Forum Moderators: martinibuster
My definition (to start us off) would be ANY click made on an adsense ad which doesn't result in a purchase of some kind for the destination site.
Thinking - Someone is making money even although the intention is not to purchase and therefore are making money under false pretences. Therefore it is invalid and should be deducted from the adsense publishers earnings.
of course if this was the interpretation very few here would be making money at all, but it would certainly stop any "I got kicked out for invalid clicks" type of threads/discussions
As diamondgirl says, it's perfectly permissable to click on an ad out of interest and then choose not to buy. Why on earth would you define a click as fraudulant purely because an advertiser fails to close a sale once the visitor arrives at their site.
IMHO as long as a visitor to mys site who clicks on an ad arrives at the advertisers site in an 'open to buy' frame of mind, the click is legitimate.
ANY click made on an adsense ad which doesn't result in a purchase of some kind for the destination site.
Conversion is a result of many things, one of which is the type of qualified lead the publishers bring to the advertiser's site. But it also includes the quality of the advertiser's site and how good it is in convincing its visitors to do what it wants them to do (e.g. purchase a product, subscribe to the newsletter, etc.). It takes two to tango, and if the advertisers' site is crappy and their sales pitch so poor, then publishers can only do so much.
What is your definition of a fraudulent or invalid click (note I am not asking you to guess what G's definition is)
Seems to me fraudulent and invalid clicks would be 2 seperate issues. Fraudulent, as oddsod pointed out, is an action to commit fraud. Invalid clicks, to me, would mean any clicks made on a site that violates AdSense TOS.
Instead, google should just add a zero cent income to clicks which it defines presently as invalid or fraud.
If G has the technology to say that so and so clicks were invalid, then i guess they can simply add it to the automatic system and pay zero cents for such clicks.
This will simplify the system I guess.
My definition (to start us off) would be ANY click made on an adsense ad which doesn't result in a purchase of some kind for the destination site.
You've just described CPA or an affiliate program.
That's a totally different advertising model than Google Adwords or Google Adsense and your quest doesn't seem to have anything to do with fraudulent clicks at all, but rather a request for Google to switch to the CPA (cost per action) or affiliate program model.
Displaying ads itself generates revenue for those advertisors. He maynot make money right away, but at a later time. Clicking (fraudulent or valid) is again an advertisement for that advertisor. It leaves some impression on the mind of clicker (both valid and fraudulent).
Every display need not generate a click, every click neednot generate a sale.
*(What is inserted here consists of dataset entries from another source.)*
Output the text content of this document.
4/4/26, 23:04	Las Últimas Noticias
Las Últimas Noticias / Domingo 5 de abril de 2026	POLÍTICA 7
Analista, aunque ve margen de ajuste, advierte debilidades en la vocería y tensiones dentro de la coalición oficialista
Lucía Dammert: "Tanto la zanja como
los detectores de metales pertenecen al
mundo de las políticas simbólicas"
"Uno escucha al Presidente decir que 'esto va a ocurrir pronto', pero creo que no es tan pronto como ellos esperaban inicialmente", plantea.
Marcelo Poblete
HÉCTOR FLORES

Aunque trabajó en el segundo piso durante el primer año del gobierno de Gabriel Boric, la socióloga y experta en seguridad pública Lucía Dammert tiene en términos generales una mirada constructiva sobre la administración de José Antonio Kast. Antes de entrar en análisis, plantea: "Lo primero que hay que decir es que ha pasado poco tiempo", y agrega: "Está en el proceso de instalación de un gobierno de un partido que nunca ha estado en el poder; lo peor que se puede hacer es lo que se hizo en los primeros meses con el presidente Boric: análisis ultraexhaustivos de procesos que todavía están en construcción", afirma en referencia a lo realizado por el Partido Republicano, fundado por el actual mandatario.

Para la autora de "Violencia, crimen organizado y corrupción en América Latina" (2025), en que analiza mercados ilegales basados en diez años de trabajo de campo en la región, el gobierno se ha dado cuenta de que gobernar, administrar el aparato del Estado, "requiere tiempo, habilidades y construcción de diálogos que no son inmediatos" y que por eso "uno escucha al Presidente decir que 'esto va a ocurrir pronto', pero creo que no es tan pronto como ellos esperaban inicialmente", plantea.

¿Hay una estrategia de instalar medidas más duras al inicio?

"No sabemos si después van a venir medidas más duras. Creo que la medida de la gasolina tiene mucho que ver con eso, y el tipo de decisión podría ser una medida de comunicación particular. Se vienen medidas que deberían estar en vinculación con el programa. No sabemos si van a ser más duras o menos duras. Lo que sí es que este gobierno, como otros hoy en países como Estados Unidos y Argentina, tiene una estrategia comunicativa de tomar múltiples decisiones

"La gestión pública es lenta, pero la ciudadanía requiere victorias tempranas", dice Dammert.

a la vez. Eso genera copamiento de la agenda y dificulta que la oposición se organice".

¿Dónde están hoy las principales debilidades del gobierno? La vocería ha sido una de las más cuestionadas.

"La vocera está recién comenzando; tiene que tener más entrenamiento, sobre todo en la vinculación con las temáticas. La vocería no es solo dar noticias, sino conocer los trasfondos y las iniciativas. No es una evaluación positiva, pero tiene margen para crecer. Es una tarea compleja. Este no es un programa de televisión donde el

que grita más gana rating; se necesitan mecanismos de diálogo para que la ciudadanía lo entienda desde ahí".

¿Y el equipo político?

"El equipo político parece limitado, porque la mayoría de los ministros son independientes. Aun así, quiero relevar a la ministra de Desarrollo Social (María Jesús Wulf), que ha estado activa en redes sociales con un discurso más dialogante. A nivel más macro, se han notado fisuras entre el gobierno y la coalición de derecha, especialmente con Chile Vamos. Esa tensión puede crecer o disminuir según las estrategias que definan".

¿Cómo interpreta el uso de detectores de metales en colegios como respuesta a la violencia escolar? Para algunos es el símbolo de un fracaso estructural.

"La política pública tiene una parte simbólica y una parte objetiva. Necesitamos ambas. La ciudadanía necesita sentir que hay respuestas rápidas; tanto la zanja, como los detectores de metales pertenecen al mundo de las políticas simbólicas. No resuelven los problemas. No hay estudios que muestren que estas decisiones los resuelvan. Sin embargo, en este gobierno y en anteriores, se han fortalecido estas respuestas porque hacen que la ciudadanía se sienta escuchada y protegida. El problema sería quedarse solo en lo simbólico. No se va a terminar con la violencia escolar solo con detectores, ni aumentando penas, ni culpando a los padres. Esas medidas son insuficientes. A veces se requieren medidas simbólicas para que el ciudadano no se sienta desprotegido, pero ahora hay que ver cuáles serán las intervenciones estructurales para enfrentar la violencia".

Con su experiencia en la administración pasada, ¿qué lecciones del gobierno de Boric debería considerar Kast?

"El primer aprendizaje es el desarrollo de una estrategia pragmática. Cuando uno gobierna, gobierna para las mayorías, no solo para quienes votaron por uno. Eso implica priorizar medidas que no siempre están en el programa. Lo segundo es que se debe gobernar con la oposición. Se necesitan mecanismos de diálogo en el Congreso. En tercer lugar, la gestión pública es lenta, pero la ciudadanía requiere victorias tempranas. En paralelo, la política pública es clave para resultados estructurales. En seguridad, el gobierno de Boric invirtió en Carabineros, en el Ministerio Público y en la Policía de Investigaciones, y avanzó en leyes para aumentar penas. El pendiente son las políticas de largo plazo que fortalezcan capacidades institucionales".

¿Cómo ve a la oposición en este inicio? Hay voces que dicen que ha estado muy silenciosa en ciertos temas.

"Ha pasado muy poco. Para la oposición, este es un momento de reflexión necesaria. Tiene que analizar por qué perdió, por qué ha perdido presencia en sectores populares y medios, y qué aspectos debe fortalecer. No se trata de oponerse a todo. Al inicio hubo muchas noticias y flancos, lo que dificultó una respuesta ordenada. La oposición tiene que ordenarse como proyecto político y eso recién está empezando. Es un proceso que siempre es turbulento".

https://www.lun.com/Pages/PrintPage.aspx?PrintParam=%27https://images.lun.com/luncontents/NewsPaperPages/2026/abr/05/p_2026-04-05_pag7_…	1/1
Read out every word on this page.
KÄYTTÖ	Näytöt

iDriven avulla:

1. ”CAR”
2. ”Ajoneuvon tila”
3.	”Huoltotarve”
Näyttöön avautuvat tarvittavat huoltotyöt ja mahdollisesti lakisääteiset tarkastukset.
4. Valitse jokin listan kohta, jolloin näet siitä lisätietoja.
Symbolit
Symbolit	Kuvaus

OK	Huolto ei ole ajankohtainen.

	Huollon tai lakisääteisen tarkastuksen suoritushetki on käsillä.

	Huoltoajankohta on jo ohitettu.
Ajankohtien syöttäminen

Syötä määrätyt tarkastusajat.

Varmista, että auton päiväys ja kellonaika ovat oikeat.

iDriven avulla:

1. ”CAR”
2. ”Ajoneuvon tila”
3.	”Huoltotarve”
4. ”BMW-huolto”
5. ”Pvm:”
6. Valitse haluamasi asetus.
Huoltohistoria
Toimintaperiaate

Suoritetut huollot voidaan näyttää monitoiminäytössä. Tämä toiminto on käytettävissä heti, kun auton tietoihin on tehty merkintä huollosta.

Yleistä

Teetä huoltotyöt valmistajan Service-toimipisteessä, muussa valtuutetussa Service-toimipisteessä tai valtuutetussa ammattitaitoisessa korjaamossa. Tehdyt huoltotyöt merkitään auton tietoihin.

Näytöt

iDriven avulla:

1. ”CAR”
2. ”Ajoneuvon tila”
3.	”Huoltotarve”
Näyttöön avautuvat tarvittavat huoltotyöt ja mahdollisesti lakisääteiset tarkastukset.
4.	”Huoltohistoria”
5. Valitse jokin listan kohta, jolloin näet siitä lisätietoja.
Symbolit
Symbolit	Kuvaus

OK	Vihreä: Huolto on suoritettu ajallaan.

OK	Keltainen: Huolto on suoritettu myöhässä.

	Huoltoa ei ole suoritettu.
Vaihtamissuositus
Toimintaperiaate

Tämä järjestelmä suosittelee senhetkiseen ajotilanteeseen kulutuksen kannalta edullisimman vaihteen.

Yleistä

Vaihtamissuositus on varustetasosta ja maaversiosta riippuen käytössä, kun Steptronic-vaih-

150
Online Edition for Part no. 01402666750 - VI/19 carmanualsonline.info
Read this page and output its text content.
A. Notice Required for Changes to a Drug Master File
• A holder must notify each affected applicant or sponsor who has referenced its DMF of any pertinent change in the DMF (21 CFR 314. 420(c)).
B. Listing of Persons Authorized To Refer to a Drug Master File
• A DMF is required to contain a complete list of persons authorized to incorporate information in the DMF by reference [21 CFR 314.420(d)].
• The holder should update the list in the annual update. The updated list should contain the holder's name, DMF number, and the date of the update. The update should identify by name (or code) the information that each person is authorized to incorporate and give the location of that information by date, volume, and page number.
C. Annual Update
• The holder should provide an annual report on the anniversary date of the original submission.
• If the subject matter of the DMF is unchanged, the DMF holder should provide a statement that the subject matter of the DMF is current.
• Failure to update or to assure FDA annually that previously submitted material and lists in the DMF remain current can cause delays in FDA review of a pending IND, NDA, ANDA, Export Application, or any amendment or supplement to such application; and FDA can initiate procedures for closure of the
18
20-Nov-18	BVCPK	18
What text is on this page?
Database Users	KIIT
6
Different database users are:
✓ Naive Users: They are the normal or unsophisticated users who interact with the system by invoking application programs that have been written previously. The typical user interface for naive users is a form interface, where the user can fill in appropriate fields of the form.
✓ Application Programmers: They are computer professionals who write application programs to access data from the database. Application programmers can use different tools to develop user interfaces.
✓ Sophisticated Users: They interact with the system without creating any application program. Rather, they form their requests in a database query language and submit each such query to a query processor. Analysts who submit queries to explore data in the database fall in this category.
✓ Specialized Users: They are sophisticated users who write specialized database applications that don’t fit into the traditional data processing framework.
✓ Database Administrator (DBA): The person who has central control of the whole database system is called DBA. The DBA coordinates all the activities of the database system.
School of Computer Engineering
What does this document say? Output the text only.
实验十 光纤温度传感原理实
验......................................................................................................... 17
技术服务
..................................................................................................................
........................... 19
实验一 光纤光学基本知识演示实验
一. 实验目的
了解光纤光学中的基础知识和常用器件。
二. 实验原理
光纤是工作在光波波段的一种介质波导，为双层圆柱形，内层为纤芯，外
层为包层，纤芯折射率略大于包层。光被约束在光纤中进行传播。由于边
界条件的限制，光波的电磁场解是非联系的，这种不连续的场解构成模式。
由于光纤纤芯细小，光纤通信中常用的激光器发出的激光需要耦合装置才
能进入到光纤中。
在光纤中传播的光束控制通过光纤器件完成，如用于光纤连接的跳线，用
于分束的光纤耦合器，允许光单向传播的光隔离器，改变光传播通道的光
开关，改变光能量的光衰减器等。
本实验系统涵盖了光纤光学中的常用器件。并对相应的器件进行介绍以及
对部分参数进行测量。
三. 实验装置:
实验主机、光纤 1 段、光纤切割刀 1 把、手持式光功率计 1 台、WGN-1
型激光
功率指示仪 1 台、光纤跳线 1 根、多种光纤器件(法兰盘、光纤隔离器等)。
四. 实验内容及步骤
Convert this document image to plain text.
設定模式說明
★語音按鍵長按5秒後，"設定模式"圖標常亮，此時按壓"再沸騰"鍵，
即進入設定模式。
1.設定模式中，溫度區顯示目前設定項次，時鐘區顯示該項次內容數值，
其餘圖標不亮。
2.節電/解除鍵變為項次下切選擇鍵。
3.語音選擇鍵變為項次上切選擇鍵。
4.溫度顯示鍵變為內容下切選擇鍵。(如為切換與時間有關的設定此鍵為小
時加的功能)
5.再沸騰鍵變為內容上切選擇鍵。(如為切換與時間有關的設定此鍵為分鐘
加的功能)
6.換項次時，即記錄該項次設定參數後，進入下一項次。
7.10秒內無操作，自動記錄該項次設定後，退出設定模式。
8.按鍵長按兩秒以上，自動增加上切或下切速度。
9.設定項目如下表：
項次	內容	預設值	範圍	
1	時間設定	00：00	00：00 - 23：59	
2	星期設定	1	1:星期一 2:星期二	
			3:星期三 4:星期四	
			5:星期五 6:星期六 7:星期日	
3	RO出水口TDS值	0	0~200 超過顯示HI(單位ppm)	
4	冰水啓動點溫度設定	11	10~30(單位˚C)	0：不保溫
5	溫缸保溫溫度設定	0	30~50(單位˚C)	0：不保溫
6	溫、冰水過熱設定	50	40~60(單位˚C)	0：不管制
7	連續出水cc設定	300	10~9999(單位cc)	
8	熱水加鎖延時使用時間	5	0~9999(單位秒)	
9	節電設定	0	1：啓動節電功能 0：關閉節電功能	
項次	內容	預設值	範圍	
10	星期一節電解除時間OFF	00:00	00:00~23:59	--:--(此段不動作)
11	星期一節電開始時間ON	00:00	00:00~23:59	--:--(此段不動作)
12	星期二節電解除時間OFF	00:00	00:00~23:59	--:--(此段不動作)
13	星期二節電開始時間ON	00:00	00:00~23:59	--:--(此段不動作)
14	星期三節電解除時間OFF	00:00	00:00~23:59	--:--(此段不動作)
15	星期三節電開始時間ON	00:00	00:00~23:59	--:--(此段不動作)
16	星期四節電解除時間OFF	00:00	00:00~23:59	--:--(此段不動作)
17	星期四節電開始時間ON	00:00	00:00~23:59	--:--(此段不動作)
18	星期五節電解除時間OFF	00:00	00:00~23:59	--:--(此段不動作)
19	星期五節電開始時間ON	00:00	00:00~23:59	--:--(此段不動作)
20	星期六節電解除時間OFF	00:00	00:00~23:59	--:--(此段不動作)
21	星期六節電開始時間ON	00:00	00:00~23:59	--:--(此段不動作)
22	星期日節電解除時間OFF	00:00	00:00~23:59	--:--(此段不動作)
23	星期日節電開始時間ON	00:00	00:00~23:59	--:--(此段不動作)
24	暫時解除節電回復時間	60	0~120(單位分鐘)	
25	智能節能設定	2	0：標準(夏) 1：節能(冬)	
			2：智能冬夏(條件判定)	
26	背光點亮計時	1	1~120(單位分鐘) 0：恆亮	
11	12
How many times and on how many websites did you see an add by "lower your bills". did anyone click on it?
I remember the name, because i saw it too many times.
Thats what the advertisor wants. He is ready to pay.
- Accidental clicks
- Clicks by users who can't tell the difference between an ad link and a search link (e.g., on a scraper site where ads are blended with scraped search results)
- Clicks by users who don't have the means to buy anything (there's no way to police this on a small scale, but if Google were to see a large number of clicks from a site that's visited mostly by 8-year-olds, it might deem those clicks "invalid").
Also, not all advertisers expect clicks to result in immediate transactions. Google's conversion tracking lets advertisers define conversions as "business actions" such as registrations, inquiries, reading a certain number of pages, etc. (After all, many advertisers are looking for leads that can be handled offline, not for online transactions. For such advertisers, a click is the equivalent of an inquiry to an 800 number or a circled number on a magazine's "bingo card.")
How about the case, which I'm sure is fairly common, of a visitor to Site A clicking an ad, going to Site B (that also has AdSense ads running) and clicking on one of those? He didn't "buy" anything at Site B, but he certainly made Site B some money. It's an interesting conundrum, huh? :-)
on a page with no content, or
on a page with a 'click the ads' line anywhere, or
on an ad block overlapping the navigation links, or...
You can see where this is going, can't you?
An invalid click is probably any cliick on a page in violation of any Adsense TOS that is designed to prevent useless clicks.
Further, fraudulent clicks are probably also considered 'invalid clicks', for the handy purpose of reusing the 'cancelled for invalid clicks' form letter and to prevent giving any usable feedback to webmasters (After all, a webmaster who appears to have just made a mistake might have done it deliberately).
This probably explains the widely-varying circumstances in which people receive the 'invalid clicks' email.
or rake up $100 from invalid clicks and get... just not paid
how can some one rake up in dollars if he does not get paid?
... except that we live in a society where thieves and fraudsters are given their due punishment. It's one thing to simply invalidate clicks, and another to punish the "perpetrators."
Punishment is secondary, Preventation comes first.
The theory is punishment exists only because the prevention theory has leaks. But punishment should never precede prevention.